Profile of Franki Ganter

Franki Ganter

Partner, LLB (Hons)

About Franki Ganter

Franki is an M&A and corporate advisory expert. She advises private and public sector clients on M&A, divestments, privatisations, restructures, capital raisings, joint ventures and other major commercial contracts. She is also a trusted advisor to the board and senior executives of those clients on their governance, risk and compliance issues, including compliance with the Corporations Act, ASX Listing Rules and Australia's foreign investment laws.

She is chairman of Queensland Private Enterprises Inc, a not-for-profit organisation and is a member of the Queensland Law Society Corporations Law Committee.

Before joining Allens, Franki was a partner of another top tier law firm.

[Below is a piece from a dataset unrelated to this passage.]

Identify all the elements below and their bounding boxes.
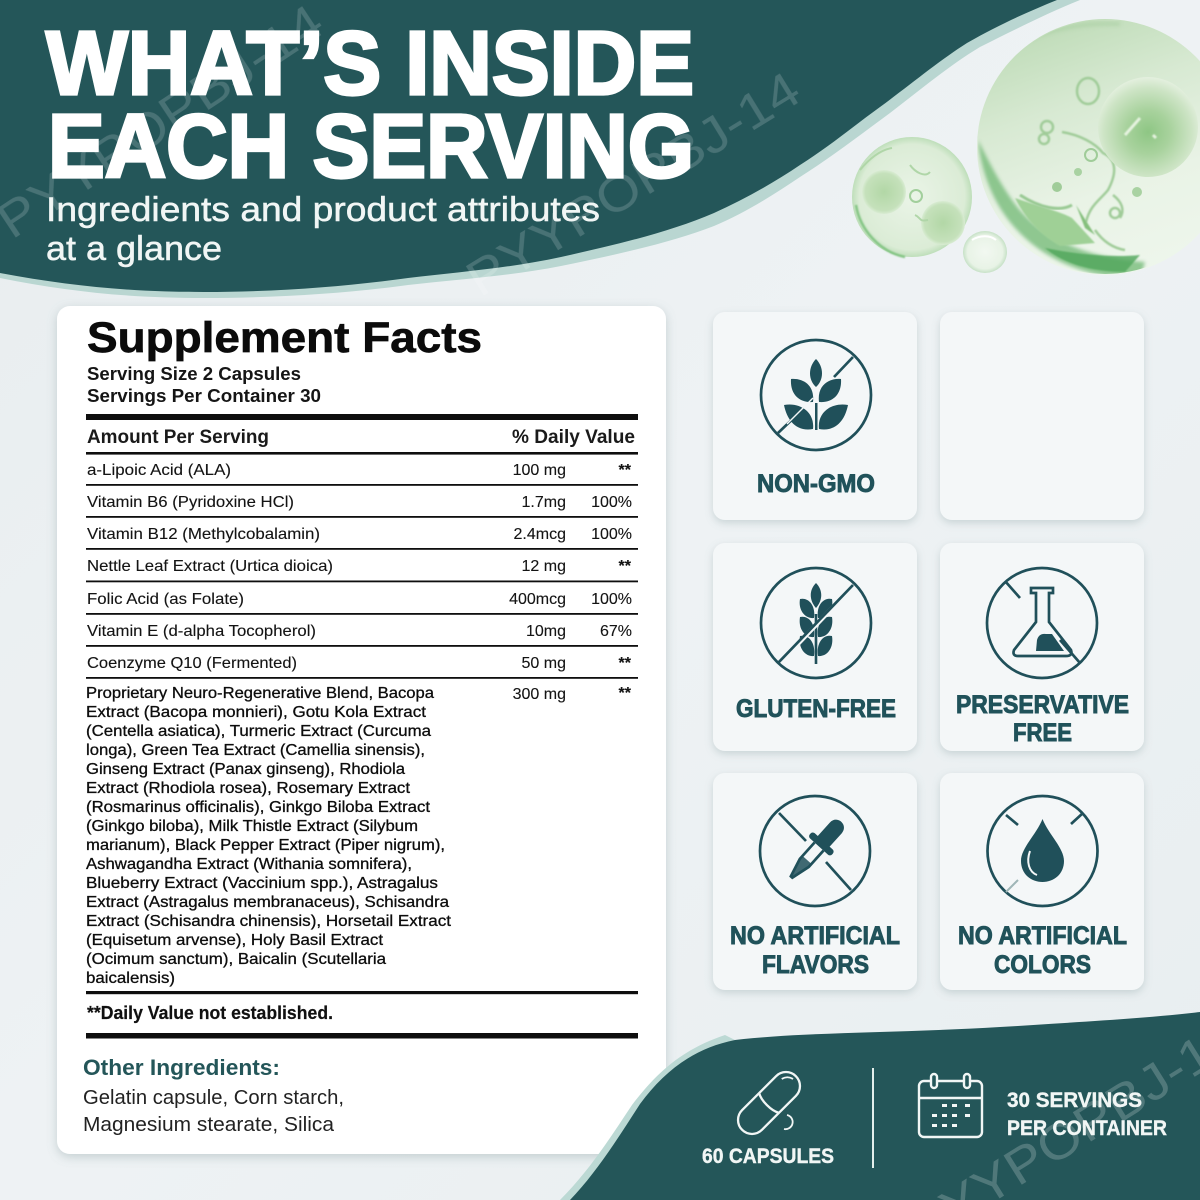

Her experience includes advising:

  • Nutrien on its takeover of ASX listed RuralCo by way of scheme of arrangement.
  • Australian Agricultural Company on strategic acquisitions and divestments and its international branded beef distribution arrangements.
  • Infrastructure Capital Group on its investment in partnership with Veolia in the Springvale Water Treatment Plant.
  • Parmalat Australia on several strategic acquisitions in the dairy sector, including its acquisition of the WA and NSW based dairy and fresh fruit business of Harvey Fresh.
  • Energy Queensland on its proposed minority investment in an early stage smart energy solutions business.
  • Energex and Ergon on governance and implementation issues in the merger of these Queensland Government owned electricity businesses to form Energy Queensland.
  • Sunwater on the transfer of its channel irrigation schemes to local management arrangements.
  • Northern Territory Government on the A$506 million privatisation of the Port of Darwin.
  • Queensland Treasury Corporation on the proposed privatisation of the State's transmission and distribution network businesses, Powerlink, Energex and Ergon Energy.
  • Queensland Treasury Corporation on the A$2.3 billion privatisation of the Port of Brisbane.
  • Tarong Energy Corporation on the 2011 restructure and merger of the Queensland State owned electricity generators.
  • LinkWater on the 2012 restructure of the Queensland State owned bulk water authorities.
  • Transit Systems on the sale of 100% of its marine business to Sealink.
  • Lend Lease Primelife Limited on its acquisition of several Queensland based retirement villages from the Prime Trust Group.
  • Staples Agricultural and Global Beef (STAG) Limited on its proposed acquisition of several cattle stations in the Northern Territory and listing on the ASX.
  • Texon Petroleum Limited on the demerger and spin-off listing of part of its business and subsequent merger with another ASX listed entity via members' schemes of arrangement.
  • CH4 Gas Limited on the takeover of CH4 by Arrow Energy NL.
  • the owners of Haematology and Oncology Clinics of Australia (now part of Icon Cancer Care) on the sell down of their interests to APHS and subsequent sale to Quadrant Private Equity.
  • UK based funds manager Threadneedle International Limited on its acquisition of management rights in relation to several Cayman Islands based CDOs.
  • one of the joint venturers in the Sugarland Shopping Centre Trust on the A$60 million sale of its 50% joint venture interest to Stockland.
  • Peet Limited on its acquisition of a 50% interest in the Flagstone West project in Queensland from MTAA Superannuation Fund.
  • the owners of the Team Moto group, a large Australian motorcycle retailer, on the sell down of their interests to Archer Capital.
  • various ASX listed and public sector clients on compliance with business ethics laws including modern slavery, whistleblowing and anti-bribery and corruption.